Nonostante tutte le varietà senza semi siano dolci, anche le melagrane vanno scelte con cura. Possono essere stucchevolmente dolci, succose, persino acquose. Quando si sceglie, è giusto basarsi su tutti i segni di maturazione sopra menzionati, con una sola piccola eccezione: le melagrane Wonderfull si scelgono secondo il principio della 'più chiara'. Il frutto con la buccia poco vivace è sempre più succoso dei suoi compagni più rubicondi.
Le melagrane 'senza semi' sono la scelta ideale per le persone con malattie del tratto digestivo.
Tagliamo e assaggiamo correttamente il melograno
Dopo aver scelto una melagrana succosa e matura, affrettatevi a tagliarla e a godervi i suoi gustosi chicchi. Potete farlo in tre modi:
- Metodo n. 1. Tagliate la parte superiore della melagrana con l'infiorescenza per circa 1 cm di profondità. Incidete la buccia a forma di croce. Infilzate il torsolo con un coltello sottile per una profondità di 5-10 cm. Ora aprite la melagrana. Otterrete 4 parti ordinate con chicchi interi e belli.

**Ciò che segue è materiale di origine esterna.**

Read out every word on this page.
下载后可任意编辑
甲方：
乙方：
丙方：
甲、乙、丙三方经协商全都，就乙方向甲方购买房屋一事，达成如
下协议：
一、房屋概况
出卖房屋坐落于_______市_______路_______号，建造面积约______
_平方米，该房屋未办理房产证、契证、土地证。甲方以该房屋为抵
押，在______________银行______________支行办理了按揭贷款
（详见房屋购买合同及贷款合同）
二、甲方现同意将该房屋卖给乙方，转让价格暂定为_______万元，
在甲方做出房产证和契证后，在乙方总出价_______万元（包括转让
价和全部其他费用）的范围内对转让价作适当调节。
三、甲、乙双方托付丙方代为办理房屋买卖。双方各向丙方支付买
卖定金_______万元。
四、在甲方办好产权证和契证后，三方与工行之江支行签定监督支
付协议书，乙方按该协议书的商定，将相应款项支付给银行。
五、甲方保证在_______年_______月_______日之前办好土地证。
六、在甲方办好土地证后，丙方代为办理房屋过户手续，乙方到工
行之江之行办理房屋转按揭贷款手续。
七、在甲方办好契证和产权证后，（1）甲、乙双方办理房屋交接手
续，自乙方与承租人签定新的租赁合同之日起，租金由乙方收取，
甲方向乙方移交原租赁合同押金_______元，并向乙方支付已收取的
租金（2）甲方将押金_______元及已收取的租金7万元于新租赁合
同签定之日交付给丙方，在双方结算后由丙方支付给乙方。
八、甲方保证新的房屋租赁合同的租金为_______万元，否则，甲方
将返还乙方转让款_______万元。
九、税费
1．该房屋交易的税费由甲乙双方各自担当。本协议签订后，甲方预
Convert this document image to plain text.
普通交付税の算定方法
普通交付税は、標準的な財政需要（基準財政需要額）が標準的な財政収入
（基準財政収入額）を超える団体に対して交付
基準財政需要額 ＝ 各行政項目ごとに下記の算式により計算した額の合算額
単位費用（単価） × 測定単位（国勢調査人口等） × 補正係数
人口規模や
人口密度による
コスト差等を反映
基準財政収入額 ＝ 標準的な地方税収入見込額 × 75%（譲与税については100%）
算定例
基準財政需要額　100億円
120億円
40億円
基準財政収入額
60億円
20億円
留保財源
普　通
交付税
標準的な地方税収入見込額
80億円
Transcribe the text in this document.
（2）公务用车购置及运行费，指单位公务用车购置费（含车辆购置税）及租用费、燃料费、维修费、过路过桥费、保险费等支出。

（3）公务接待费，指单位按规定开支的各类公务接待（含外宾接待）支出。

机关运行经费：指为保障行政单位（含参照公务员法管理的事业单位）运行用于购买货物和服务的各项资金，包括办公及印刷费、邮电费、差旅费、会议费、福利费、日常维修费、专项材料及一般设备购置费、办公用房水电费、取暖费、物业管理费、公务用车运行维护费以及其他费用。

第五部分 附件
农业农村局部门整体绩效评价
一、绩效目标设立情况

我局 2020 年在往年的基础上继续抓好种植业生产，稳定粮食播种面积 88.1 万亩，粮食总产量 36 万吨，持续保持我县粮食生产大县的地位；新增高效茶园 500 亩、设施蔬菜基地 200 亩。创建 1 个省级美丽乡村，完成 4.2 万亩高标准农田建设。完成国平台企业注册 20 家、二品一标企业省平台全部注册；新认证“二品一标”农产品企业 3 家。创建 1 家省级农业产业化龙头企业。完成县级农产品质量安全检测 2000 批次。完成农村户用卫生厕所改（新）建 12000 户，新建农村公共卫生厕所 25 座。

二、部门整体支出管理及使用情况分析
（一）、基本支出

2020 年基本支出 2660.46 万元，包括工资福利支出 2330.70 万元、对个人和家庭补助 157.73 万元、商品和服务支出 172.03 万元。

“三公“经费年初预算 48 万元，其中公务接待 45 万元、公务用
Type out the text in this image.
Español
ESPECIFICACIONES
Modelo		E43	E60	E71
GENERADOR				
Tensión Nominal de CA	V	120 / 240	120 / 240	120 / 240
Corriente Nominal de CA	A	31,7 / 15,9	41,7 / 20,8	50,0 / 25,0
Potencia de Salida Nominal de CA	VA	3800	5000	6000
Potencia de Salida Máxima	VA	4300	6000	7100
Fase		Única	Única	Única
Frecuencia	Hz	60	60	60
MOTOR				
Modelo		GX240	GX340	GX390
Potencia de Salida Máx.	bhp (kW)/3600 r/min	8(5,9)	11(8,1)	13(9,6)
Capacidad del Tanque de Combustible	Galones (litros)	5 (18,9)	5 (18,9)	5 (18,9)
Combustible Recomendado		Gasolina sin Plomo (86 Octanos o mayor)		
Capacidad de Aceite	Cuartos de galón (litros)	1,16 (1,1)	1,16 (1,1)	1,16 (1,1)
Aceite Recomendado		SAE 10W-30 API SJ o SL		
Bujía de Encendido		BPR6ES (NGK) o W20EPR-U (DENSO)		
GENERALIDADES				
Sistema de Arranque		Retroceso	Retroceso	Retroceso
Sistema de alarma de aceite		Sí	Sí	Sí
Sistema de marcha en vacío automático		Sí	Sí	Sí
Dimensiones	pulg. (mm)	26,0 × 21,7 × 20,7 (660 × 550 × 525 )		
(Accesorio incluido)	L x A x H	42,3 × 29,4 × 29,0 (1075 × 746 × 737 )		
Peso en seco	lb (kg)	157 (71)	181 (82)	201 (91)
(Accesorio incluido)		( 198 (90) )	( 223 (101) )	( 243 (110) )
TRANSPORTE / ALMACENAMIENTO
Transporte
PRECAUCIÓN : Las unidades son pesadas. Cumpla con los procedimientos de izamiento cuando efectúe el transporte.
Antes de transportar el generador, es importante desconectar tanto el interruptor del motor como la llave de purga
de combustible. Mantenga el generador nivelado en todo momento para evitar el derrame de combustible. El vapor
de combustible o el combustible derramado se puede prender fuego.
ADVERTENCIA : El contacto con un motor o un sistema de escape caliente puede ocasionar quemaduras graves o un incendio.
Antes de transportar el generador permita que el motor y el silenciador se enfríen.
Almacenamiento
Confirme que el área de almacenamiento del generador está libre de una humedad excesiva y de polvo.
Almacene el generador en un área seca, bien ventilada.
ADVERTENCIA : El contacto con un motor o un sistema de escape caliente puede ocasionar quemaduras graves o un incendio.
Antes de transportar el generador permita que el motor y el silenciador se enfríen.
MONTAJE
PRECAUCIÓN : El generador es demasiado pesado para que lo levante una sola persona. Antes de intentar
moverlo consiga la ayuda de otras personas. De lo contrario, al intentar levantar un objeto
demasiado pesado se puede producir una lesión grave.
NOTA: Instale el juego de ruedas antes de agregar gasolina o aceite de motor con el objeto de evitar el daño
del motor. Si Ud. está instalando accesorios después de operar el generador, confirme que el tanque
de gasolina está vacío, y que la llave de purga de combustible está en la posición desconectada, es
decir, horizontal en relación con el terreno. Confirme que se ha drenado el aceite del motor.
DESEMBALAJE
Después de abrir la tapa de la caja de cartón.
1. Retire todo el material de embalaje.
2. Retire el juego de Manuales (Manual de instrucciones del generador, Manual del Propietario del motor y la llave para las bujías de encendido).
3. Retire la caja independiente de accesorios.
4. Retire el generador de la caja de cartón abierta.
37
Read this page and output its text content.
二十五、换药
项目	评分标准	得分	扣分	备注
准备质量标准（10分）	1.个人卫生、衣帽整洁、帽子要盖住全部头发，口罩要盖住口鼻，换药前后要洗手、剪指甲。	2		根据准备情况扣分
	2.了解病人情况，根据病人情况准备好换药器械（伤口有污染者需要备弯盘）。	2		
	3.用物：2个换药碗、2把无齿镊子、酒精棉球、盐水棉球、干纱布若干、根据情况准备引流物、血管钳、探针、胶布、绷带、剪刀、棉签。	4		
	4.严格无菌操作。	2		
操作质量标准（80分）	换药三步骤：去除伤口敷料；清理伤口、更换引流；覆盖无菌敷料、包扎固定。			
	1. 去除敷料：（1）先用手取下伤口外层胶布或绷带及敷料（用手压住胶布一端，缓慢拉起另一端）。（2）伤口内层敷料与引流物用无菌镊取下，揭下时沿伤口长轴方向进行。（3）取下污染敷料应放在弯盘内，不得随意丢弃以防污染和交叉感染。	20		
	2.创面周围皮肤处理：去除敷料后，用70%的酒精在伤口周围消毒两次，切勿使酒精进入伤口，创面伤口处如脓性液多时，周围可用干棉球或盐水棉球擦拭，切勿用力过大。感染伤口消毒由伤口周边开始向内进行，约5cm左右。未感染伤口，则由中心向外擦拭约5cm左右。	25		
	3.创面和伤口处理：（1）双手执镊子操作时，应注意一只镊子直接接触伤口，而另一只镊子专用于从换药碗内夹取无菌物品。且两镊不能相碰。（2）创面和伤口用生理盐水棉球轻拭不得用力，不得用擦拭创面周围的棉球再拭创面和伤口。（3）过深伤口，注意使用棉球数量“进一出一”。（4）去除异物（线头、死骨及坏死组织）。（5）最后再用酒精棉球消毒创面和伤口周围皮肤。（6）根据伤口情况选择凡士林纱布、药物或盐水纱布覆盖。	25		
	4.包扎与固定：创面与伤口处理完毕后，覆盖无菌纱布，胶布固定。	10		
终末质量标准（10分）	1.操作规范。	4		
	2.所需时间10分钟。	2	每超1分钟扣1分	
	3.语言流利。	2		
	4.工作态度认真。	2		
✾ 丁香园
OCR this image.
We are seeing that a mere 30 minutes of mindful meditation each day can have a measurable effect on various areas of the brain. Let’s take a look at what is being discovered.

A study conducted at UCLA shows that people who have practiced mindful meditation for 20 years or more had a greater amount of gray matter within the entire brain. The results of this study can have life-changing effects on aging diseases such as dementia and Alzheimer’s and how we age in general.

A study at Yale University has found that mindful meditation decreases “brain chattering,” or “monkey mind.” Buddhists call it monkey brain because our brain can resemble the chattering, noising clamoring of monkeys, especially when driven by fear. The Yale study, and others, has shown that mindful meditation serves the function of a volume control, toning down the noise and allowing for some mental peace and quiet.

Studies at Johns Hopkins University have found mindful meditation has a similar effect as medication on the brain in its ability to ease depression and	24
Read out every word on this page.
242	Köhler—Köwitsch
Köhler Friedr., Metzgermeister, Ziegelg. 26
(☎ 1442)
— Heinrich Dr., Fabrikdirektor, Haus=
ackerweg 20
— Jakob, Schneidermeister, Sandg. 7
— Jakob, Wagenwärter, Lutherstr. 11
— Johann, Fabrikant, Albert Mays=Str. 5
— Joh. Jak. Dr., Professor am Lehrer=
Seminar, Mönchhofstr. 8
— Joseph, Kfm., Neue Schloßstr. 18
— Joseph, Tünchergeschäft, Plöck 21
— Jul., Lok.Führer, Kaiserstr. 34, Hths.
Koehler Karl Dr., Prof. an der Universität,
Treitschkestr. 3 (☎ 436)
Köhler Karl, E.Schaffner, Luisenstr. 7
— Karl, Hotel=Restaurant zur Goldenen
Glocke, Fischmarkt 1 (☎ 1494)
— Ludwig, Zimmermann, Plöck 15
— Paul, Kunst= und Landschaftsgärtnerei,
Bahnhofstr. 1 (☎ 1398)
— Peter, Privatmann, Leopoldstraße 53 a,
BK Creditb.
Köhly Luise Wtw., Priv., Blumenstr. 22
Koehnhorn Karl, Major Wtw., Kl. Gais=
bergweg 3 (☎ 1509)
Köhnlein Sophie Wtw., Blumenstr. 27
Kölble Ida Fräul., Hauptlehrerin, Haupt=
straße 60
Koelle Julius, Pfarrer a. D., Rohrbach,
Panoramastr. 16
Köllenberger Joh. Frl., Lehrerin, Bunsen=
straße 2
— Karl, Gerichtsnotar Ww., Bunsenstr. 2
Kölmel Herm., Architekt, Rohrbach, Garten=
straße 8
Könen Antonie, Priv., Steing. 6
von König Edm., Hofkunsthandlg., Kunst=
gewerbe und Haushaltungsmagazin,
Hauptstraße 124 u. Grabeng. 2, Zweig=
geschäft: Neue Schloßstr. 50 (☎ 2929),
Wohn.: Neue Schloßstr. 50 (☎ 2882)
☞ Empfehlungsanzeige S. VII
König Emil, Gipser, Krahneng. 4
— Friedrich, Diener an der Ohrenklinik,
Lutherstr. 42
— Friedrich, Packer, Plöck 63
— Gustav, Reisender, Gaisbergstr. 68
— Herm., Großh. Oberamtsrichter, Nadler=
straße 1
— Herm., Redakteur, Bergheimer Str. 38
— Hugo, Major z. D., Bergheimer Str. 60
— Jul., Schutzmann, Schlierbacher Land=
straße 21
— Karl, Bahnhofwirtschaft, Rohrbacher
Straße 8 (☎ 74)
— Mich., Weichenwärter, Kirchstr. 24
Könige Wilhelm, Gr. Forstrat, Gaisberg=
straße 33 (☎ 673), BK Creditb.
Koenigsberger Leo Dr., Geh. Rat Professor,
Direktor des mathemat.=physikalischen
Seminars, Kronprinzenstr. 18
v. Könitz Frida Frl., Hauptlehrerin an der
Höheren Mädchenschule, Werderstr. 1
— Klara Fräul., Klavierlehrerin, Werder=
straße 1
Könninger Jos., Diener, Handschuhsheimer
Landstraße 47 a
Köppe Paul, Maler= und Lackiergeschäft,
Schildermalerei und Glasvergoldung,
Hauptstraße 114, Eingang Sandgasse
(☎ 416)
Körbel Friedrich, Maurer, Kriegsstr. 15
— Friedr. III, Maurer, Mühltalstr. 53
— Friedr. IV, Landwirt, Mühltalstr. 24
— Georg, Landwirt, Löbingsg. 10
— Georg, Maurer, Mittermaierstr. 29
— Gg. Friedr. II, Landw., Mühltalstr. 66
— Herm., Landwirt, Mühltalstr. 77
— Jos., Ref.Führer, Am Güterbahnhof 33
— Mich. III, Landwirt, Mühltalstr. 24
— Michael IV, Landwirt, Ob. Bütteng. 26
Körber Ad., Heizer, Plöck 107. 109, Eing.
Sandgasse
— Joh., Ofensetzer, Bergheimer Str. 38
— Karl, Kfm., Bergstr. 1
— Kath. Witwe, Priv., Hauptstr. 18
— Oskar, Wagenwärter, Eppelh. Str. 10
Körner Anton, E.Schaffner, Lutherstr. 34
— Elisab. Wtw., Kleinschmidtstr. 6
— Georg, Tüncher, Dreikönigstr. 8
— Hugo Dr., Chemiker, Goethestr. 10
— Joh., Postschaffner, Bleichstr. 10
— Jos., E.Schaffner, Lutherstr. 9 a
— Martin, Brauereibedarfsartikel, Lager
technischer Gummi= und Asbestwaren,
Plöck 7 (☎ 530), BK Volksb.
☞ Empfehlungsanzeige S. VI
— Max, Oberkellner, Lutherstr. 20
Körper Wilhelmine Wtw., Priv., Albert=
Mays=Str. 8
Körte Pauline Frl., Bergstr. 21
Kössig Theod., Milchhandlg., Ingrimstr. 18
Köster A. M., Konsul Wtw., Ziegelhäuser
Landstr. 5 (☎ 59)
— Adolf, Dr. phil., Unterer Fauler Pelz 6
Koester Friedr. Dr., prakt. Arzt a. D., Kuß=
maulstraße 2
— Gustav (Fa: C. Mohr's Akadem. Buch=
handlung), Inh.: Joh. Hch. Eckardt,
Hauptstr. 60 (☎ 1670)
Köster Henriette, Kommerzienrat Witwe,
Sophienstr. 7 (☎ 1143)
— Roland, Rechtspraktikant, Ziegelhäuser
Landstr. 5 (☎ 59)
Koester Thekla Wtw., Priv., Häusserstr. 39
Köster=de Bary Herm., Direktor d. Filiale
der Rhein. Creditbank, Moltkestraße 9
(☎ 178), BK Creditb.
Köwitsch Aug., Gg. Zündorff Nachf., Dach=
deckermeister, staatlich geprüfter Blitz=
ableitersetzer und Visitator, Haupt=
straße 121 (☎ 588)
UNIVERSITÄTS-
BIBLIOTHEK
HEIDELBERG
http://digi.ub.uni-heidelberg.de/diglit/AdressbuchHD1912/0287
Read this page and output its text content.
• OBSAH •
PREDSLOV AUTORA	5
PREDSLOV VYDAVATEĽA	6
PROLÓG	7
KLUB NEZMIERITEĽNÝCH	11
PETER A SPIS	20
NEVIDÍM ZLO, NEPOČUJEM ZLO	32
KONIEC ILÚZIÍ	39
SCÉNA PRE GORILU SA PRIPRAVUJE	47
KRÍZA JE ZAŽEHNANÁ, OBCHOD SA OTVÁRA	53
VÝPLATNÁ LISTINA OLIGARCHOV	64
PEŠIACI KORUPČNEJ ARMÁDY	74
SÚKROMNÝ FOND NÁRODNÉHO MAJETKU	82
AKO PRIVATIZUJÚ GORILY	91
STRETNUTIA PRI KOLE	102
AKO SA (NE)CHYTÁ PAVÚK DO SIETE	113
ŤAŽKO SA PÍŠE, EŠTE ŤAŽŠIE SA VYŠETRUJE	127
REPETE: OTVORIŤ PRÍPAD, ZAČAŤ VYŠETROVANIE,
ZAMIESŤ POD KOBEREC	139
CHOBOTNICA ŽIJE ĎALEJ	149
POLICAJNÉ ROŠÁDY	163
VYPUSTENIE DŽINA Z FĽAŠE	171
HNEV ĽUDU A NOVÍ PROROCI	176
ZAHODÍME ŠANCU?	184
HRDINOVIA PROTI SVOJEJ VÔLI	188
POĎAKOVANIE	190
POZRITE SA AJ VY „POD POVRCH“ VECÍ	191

- Metodo n. 2. Tagliate la parte superiore per 1 cm di profondità. Infilzate il torsolo. A 3-4 cm di profondità, incidete la buccia in circolo. Toglietela. Capovolgete la melagrana con i chicchi esposti sopra una ciotola profonda. Battete la buccia con il manico del coltello. Tutti i chicchi cadranno nella ciotola. A proposito, questo metodo di pulizia è adatto solo per melagrane molto mature e fresche, che praticamente si spaccano in mano.
- Metodo n. 3. Tagliate la parte superiore. Incidete la buccia a croce. Infilzate il torsolo e mettete la melagrana sott'acqua. Dopo circa 20 minuti, le membrane si gonfieranno e i chicchi si staccheranno facilmente. Pulite la melagrana direttamente sott'acqua.
La melagrana è un frutto molto antico con una ricca storia. Durante gli scavi delle piramidi egizie, i frutti venivano trovati nei sarcofagi. Gli studiosi ritengono che la pianta sia apparsa 66 milioni di anni fa, alla fine del periodo Cretaceo. Pensateci: un tempo, molto tempo fa, accanto a questi frutti camminavano tarbosauri, tirannosauri e volavano pterodattili. Oggi, invece, chiunque può acquistare una meravigliosa melagrana al supermercato.
Scegliere una melagrana matura è semplice se si conoscono alcune caratteristiche della sua maturazione. Senza entrare nei dettagli, gli indicatori di maturazione sono il peso elevato, l'infiorescenza secca e i chicchi che traspaiono dalla buccia. Date la preferenza ai frutti che hanno una forma poliedrica e non sbaglierete di certo!